Upper side of the leaves are hairy/possessing trichomes, which are star-shaped/stellate. Inflorescences/groups of flowers are in terminal thyrses (put simply, in a stalked arrangement at end of branches). Flowers are cream-white to pale yellow. Calyx are tubular and irregularly lobed. Corolla are tubular with unequal lobes, straight, cream-white to pale yellow in colour. The 4 stamen are shorter that the corolla, anthers are hairless, a single staminodium (infertile stamen structure) is adjacent to the stamens. Ovary is elliptical, lacks hairs and has many ovules per ovary chamber. Fruit are long cylindrical pods with woody valves. Calyx is not permanent on fruit. Seeds are broad and possess translucent wings.

==Species==
- Heterophragma quadriloculare (Roxb.) K.Schum.

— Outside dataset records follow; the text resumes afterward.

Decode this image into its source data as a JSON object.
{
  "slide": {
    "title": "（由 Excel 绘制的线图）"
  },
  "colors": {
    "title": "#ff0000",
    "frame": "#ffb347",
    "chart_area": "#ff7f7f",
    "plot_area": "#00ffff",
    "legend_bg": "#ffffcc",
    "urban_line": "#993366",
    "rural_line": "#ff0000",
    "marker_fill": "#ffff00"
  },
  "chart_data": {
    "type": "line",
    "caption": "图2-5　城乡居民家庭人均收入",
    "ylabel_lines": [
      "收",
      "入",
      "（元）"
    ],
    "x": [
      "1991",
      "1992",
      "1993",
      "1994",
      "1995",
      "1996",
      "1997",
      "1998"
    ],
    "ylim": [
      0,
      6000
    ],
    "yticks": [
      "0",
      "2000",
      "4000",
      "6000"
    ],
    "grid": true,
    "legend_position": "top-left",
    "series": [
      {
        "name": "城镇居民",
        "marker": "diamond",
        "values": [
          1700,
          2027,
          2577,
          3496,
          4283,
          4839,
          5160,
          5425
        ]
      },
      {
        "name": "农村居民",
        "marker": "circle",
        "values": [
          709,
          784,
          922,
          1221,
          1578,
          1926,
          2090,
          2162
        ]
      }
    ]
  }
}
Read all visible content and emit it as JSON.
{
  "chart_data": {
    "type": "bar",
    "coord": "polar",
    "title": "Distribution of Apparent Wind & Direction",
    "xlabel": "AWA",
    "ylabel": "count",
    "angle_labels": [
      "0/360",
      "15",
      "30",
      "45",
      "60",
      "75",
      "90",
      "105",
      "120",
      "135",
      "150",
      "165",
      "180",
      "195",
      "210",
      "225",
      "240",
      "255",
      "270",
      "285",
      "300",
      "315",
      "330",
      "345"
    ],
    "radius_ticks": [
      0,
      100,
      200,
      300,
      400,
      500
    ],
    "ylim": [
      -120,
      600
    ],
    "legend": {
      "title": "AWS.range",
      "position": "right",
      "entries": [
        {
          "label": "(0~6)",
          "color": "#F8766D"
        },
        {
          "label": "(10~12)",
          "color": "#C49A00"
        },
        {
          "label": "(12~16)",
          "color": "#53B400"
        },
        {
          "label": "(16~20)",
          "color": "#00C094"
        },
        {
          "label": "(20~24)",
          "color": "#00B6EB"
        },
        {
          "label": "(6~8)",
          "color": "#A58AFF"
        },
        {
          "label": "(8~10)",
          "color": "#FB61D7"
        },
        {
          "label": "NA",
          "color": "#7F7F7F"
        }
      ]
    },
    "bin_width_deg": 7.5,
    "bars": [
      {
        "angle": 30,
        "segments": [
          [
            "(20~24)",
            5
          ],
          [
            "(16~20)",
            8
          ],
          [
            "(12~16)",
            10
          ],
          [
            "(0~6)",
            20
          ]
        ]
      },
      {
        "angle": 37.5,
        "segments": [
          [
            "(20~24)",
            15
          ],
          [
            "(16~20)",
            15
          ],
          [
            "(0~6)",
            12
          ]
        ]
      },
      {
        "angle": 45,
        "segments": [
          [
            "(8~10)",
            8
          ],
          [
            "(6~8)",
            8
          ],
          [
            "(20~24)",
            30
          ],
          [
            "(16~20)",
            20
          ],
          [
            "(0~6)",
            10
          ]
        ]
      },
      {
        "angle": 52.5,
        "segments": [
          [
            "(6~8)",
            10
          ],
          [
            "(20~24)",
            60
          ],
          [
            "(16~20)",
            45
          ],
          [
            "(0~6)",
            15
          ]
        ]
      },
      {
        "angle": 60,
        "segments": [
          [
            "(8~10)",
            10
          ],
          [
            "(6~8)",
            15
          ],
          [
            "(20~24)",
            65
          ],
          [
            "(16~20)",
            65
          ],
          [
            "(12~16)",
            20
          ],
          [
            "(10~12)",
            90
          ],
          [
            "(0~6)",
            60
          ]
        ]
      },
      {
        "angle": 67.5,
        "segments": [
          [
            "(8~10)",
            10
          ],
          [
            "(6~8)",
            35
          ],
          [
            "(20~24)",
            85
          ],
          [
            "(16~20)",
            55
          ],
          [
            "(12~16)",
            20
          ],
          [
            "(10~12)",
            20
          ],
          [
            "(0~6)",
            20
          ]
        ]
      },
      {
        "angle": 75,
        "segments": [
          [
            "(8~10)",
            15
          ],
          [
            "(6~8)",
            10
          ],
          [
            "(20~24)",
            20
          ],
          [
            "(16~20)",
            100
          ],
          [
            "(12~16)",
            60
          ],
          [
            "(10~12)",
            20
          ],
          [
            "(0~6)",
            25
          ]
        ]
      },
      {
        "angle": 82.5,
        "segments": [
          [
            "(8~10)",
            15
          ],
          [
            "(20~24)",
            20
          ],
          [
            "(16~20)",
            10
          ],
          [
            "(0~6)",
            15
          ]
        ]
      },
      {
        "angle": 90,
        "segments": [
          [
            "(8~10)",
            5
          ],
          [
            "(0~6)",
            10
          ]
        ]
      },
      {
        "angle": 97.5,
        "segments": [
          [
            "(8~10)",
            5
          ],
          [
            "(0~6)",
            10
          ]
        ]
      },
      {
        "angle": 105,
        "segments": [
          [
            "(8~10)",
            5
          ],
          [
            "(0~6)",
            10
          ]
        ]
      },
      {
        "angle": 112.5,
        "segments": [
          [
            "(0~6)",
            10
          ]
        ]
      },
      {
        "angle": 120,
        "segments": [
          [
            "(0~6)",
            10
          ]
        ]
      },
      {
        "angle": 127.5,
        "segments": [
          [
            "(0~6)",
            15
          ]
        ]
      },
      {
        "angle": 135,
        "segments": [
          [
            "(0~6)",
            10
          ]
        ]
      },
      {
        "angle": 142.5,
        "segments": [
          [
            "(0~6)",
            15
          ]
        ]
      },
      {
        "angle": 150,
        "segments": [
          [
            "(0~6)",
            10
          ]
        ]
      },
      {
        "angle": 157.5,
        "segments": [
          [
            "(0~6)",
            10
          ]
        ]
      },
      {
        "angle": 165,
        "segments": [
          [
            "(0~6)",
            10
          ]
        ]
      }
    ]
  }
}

- Heterophragma sulfureum Kurz

The following former species have now been shifted to other taxa listed:
- Heterophragma adenophyllum (Wall. ex G.Don) Seem. = Fernandoa adenophylla (Wall. ex G.Don) Steenis
- Heterophragma chelonoides (L.f.) Dalzell & A.Gibson = Stereospermum chelonoides (L.f.) DC.
- Heterophragma longipes Baker = Fernandoa magnifica Seem.
- Heterophragma macrolobum Backer ex K.Heyne = Fernandoa macroloba (Miq.) Steenis
- Heterophragma roxburghii (Spreng.) DC. = Heterophragma quadriloculare (Roxb.) K.Schum.
- Heterophragma suaveolens (Roxb.) Dalzell & A.Gibson = Stereospermum chelonoides (L.f.) DC.